I recently discovered the similarity between two extremely powerful collaborative methods, focused conversation, and dialogue. It’s not a surprising discovery, and obvious to anyone who has studied or used them both. But I was very glad to see the connection, which is not just a connection between these two methods, but a deeper structure that has to be brought to the surface for any collaborative method to work.
The common principle is that a complete (holistic) understanding of any situation needs to be looked at through multiple perspectives; and there are at least three extremely basic ways of thinking that affect any perspective.
Through the lens of a focused conversation, the most basic needed perspectives are:
– Objective (collecting the facts),
– Reflective (understanding feelings),
– Interpretative (deriving meaning), and
– Decisional (taking action).
Through the lens of dialogue, these are:
– Feeling,
– Meaning (which combines the concepts of ‘objective’ and ‘interpretive’), and
– Power (action).
The understanding in both systems is that different people, or the same people at different times, tend to think and express themselves using mainly one of these different ways of thinking. When people talk to each other, one-to-one or in groups, people often get confused, frustrated, and angry because the other people are using entirely different ways of thinking to express themselves. From any one person’s perspective, this looks like “You just don’t get it!” or ‘You’re completely ignoring the most important point!”
A collaborative method has to make people aware that there are indeed different ways of looking at any issue, and that all of these ways are necessary in order to come up with a solution that will actually work. This is because only then will a whole picture of the situation be incorporated into the solution; and also because only then can everyone understand and get behind a common solution.
This post continues these thoughts:
Some thoughts from having used and taught the Focused Conversation method:
– “Reflective (understanding feelings)” — I usually try to broaden the reflective beyond feelings to include associations or memories triggered by the objective data. Sometimes people do not want to talk about feelings and some data doesn’t bring up feelings as much as it brings up memories.
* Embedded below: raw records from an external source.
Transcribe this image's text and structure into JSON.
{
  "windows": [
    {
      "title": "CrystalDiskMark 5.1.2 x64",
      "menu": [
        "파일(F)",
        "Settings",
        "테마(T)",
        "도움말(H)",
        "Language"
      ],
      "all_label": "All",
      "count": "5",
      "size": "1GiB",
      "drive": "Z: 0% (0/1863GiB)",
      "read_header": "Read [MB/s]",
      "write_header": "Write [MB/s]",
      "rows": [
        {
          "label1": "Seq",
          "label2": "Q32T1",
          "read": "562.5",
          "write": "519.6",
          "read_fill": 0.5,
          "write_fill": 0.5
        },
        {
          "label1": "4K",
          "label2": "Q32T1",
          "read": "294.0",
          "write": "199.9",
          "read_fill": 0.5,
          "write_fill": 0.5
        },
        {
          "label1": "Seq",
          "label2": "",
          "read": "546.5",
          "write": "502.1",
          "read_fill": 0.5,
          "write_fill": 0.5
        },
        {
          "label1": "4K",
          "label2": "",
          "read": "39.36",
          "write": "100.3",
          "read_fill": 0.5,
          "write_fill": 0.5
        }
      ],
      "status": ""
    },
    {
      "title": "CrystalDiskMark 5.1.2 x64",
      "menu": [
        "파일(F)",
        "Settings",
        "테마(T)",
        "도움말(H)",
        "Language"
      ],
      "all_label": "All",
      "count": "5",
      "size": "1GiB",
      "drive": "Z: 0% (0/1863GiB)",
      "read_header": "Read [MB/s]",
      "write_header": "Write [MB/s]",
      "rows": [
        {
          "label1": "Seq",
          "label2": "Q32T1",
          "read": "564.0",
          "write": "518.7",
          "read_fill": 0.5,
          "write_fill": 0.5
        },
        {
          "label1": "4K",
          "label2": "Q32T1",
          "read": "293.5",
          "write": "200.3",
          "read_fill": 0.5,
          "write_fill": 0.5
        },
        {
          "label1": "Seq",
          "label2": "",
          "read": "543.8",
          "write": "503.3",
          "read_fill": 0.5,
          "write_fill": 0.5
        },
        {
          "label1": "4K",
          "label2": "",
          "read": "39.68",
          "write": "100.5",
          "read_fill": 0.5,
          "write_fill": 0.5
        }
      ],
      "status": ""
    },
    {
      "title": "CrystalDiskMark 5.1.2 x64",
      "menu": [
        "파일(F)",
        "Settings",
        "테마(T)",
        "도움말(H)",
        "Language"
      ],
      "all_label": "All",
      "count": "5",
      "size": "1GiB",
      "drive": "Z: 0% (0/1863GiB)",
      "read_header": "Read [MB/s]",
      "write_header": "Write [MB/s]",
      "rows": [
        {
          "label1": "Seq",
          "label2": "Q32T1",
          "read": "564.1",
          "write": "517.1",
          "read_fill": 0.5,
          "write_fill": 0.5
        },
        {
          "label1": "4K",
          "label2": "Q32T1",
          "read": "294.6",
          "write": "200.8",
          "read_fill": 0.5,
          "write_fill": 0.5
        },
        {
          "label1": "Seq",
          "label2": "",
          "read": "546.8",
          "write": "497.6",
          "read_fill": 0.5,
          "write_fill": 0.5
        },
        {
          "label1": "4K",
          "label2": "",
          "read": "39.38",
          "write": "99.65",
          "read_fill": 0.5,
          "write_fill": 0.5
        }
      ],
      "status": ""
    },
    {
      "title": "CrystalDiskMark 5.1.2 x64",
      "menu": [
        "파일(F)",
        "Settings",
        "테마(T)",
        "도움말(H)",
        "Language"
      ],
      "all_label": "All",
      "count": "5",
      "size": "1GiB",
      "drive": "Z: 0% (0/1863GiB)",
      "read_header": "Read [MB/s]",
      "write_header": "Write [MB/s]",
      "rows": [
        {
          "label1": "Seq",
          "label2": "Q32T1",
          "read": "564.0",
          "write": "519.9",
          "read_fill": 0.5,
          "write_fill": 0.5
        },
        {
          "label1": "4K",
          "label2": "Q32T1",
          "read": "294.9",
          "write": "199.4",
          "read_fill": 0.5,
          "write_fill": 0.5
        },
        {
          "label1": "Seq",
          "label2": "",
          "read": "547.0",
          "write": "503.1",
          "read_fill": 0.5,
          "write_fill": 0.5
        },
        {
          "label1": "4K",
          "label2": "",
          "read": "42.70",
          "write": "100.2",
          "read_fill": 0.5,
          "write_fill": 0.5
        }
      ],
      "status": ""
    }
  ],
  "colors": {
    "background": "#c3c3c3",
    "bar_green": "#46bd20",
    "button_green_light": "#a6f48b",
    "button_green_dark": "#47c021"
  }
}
Another dynamic to note is that each level builds on the previous level of thinking. So the reflective level is built on the data from the objective level; the interpretive level is built on the information from the objective and reflective and the decisions are made on all the data.
You also say “The understanding in both systems is that different people, or the same people at different times, tend to think and express themselves using mainly one of these different ways of thinking.” — Yes people do have a preference for expressing themselves at one level more than another. It is also true that we all use all 4 levels in our thinking. So the person who is at the interpretive level, consciously or unconsciously, has done the objective and reflective.
The first part of the video on this link deals with Focused Conversation (after the first 4-5 images)
http://ica-associates.ca/template/newcourses/gfmvideoindex.cfm
Thanks for the clarifications about Focused Conversations – from an expert. They’re very helpful.